The Working Environment Council awarded Center for Social Indsats the 2015 working environment prize in the category psychological working environment. The Center was praised for working to promote trust, respect, decency, involvement and acknowledgement.
Using the slogan ‘freedom to take responsibility’ the Center for Social Indsats gives employees a large say over how their work is adapted so that it works in the best possible way for each individual team. Individual needs are also very much looked after. The judges also noted that the relationship between employees and management is very open and honest, and that the management is very open to new ideas as well as good and critical feedback.
That is something Peer Frederiksen recognises.
“Nobody will go to the management in vain, and if someone needs a bit of backup they get it. We have a very open management team, and always know where our leader is during the day and how to get hold of him.”
Peer Frederiksen believes the positive development started in 2007, when the Center got a new leader.
“The working environment at the time was not very good. Many employees felt left to their own devices, and this led to absenteeism and low morale. Today our motto is ‘leave no-one behind’, and this permeates everything we do. No-one is left to their own devices, we all look after each other, and if someone is down it is quickly dealt with.”
Center for Social Indsats is an umbrella organisation for a range of municipal units with different tasks and skills in different areas: the municipal centre for drug abuse, a women’s crisis centre, a centre of social psychiatry, a centre for neuro-pedagogy and several meeting places and living quarters. A total of 275 employees are working across different workplaces.
Earlier each unit was its own ‘island’ where employees might have felt very isolated, remembers Peer Frederiksen. Now he sees how employees enjoy a much bigger community. It has become natural to give colleagues a helping hand and to work across different units.
Another important change is that gossip has been banned.
“If you have something to tell a colleague, it is all out in the open so that any issue can be solved,” says Peer Frederiksen.
The Center for Social Indsats enjoys close cooperation with the working environment organisation – which includes an annual workplace assessment.
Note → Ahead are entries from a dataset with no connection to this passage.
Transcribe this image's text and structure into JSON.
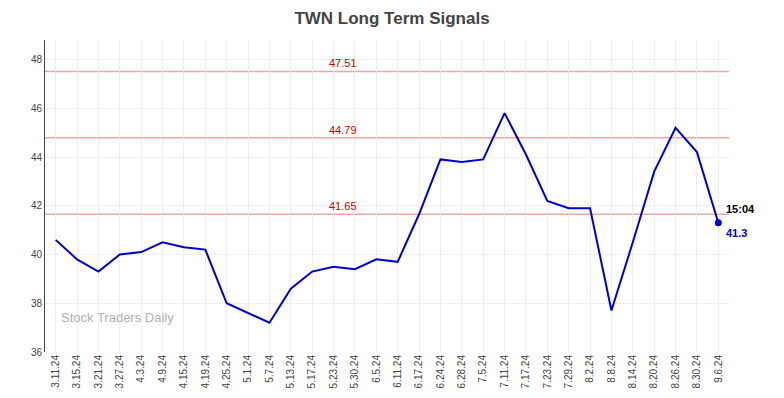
{
  "chart_data": {
    "type": "line",
    "title": "TWN Long Term Signals",
    "categories": [
      "3.11.24",
      "3.15.24",
      "3.21.24",
      "3.27.24",
      "4.3.24",
      "4.9.24",
      "4.15.24",
      "4.19.24",
      "4.25.24",
      "5.1.24",
      "5.7.24",
      "5.13.24",
      "5.17.24",
      "5.23.24",
      "5.30.24",
      "6.5.24",
      "6.11.24",
      "6.17.24",
      "6.24.24",
      "6.28.24",
      "7.5.24",
      "7.11.24",
      "7.17.24",
      "7.23.24",
      "7.29.24",
      "8.2.24",
      "8.8.24",
      "8.14.24",
      "8.20.24",
      "8.26.24",
      "8.30.24",
      "9.6.24"
    ],
    "values": [
      40.6,
      39.8,
      39.3,
      40.0,
      40.1,
      40.5,
      40.3,
      40.2,
      38.0,
      37.6,
      37.2,
      38.6,
      39.3,
      39.5,
      39.4,
      39.8,
      39.7,
      41.65,
      43.9,
      43.8,
      43.9,
      45.8,
      44.1,
      42.2,
      41.9,
      41.9,
      37.7,
      40.5,
      43.4,
      45.2,
      44.2,
      41.3
    ],
    "color": "#0000cc",
    "ylim": [
      36,
      48.8
    ],
    "yticks": [
      36,
      38,
      40,
      42,
      44,
      46,
      48
    ],
    "grid": true,
    "hlines": {
      "values": [
        47.51,
        44.79,
        41.65
      ],
      "color": "#cc0000"
    },
    "annotations": [
      {
        "text": "15:04",
        "x": "9.6.24",
        "y": 41.3,
        "color": "#000000"
      },
      {
        "text": "41.3",
        "x": "9.6.24",
        "y": 41.3,
        "color": "#0000cc"
      },
      {
        "text": "Stock Traders Daily",
        "color": "#b0b0b0"
      }
    ]
  }
}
There is strong focus on allowing each individual employee the chance to learn and develop. Peer Frederiksen feels the management is very open to his requests for skills development.
“They work continuously to improve our skills, because the workplace wants us to develop and to learn how to do things in new ways. Even though we run a tight budget, I still have not been told no when I have requested going on a course. This has a great positive effect on my work satisfaction.”